The Algebra of Units: From Buckingham's Pi-grec Theorem to Latent-Variable Learning
2026-06-15 • Machine Learning
Machine Learning
AI summaryⓘ
The authors show a way to find important dimensionless numbers that describe physical systems automatically from data, without needing expert knowledge. They use a math technique called singular value decomposition (SVD) on log-transformed measurements to reveal simple patterns that correspond to these numbers. Their method successfully identified known engineering groups, like the Mach number, from thousands of compressor data points with very high accuracy. This work connects traditional dimensional analysis with modern data-driven methods, suggesting new ways to create easy-to-understand and efficient physical models.

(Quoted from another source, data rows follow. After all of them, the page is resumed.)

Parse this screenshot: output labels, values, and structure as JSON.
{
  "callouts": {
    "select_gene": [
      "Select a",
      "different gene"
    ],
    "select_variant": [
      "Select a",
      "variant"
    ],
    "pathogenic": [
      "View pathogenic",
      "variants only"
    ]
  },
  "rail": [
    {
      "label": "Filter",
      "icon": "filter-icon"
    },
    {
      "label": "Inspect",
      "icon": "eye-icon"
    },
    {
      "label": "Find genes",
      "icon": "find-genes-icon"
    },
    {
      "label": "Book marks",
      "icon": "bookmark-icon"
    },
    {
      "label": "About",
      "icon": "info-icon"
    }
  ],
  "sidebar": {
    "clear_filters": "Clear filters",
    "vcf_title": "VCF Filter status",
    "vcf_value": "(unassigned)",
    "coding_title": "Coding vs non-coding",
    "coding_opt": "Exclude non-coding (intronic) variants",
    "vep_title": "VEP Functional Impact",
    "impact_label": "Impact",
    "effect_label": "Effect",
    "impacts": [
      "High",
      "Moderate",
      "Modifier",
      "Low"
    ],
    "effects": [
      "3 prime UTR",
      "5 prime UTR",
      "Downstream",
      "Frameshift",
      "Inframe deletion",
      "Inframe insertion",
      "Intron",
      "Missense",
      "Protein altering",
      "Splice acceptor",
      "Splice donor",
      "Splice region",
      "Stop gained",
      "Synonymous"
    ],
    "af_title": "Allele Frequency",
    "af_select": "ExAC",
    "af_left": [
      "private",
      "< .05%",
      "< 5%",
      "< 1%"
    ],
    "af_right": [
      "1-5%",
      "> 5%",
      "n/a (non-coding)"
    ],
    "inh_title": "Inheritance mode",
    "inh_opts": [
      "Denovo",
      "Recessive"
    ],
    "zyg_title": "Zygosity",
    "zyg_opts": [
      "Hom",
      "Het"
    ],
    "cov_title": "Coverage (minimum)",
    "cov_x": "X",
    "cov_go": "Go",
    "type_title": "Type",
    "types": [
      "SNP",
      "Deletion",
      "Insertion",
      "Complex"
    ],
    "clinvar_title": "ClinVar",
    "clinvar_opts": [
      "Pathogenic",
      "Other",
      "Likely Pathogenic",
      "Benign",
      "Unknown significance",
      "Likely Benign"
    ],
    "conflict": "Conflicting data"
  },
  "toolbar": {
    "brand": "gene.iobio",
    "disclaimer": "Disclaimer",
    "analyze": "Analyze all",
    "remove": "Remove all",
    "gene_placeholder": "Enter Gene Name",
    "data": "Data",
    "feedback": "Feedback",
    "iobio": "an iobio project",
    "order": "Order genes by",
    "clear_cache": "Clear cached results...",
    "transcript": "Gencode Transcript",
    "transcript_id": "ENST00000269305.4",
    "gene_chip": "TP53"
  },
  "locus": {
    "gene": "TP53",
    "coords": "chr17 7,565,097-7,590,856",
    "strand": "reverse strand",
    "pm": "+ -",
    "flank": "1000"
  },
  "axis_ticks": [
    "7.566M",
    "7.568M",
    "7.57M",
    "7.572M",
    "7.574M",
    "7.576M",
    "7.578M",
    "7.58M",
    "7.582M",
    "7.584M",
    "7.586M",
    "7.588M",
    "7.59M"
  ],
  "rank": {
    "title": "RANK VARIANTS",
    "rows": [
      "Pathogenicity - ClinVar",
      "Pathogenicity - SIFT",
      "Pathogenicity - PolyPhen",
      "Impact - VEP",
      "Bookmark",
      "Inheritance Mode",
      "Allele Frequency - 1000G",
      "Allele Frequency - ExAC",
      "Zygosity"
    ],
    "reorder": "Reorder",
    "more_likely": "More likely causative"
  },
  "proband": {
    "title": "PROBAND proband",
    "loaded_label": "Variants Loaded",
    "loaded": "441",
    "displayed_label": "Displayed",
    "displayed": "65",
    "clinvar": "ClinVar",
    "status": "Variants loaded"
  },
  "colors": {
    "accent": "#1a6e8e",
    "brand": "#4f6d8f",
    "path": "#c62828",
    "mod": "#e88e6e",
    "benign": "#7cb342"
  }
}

Buckingham Pi theoremdimensionless numberssingular value decompositionlogarithmic transformationcompressor performancedimensional analysismanifoldengineering groupsdata-driven modelingscaling laws
Authors
Mauro Valorani
Abstract
Engineers often measure many quantities-speed, pressure, temperature, length-expressed in different physical units. The Buckingham Pi-grec theorem states that these variables can always be combined into a smaller set of dimensionless numbers whose values fully determine the system's behaviour. Identifying the appropriate dimensionless groups has traditionally required expert knowledge and physical insight. This paper shows that they can instead be discovered automatically from data, without prior knowledge of the governing physics. The key observation is that, after logarithmic transformation, measurements collected under different scalings of the same system lie on a low-dimensional manifold whose geometry is determined by the underlying dimensionless groups. Singular value decomposition (SVD) identifies this manifold directly from data. A subsequent search over integer-exponent combinations recovers candidate dimensionless quantities, while a repeating-variable filter retains only those constructed from the machine's characteristic scales. This procedure recovers familiar engineering groups, including the flow coefficient, head coefficient, and Mach number, while excluding equivalent but less interpretable alternatives. The method is demonstrated on a synthetic compressor dataset containing 16,000 measurements. Starting from raw dimensional variables and no physics input, it recovers the correct dimensionless groups to numerical precision and reproduces the compressor performance map with an error below 0.01%. More broadly, the work reveals a close connection between classical dimensional analysis and modern data-driven learning. Both rely on the same underlying algebraic structure, suggesting new approaches for building physical models that are simultaneously interpretable, scalable, and data-efficient.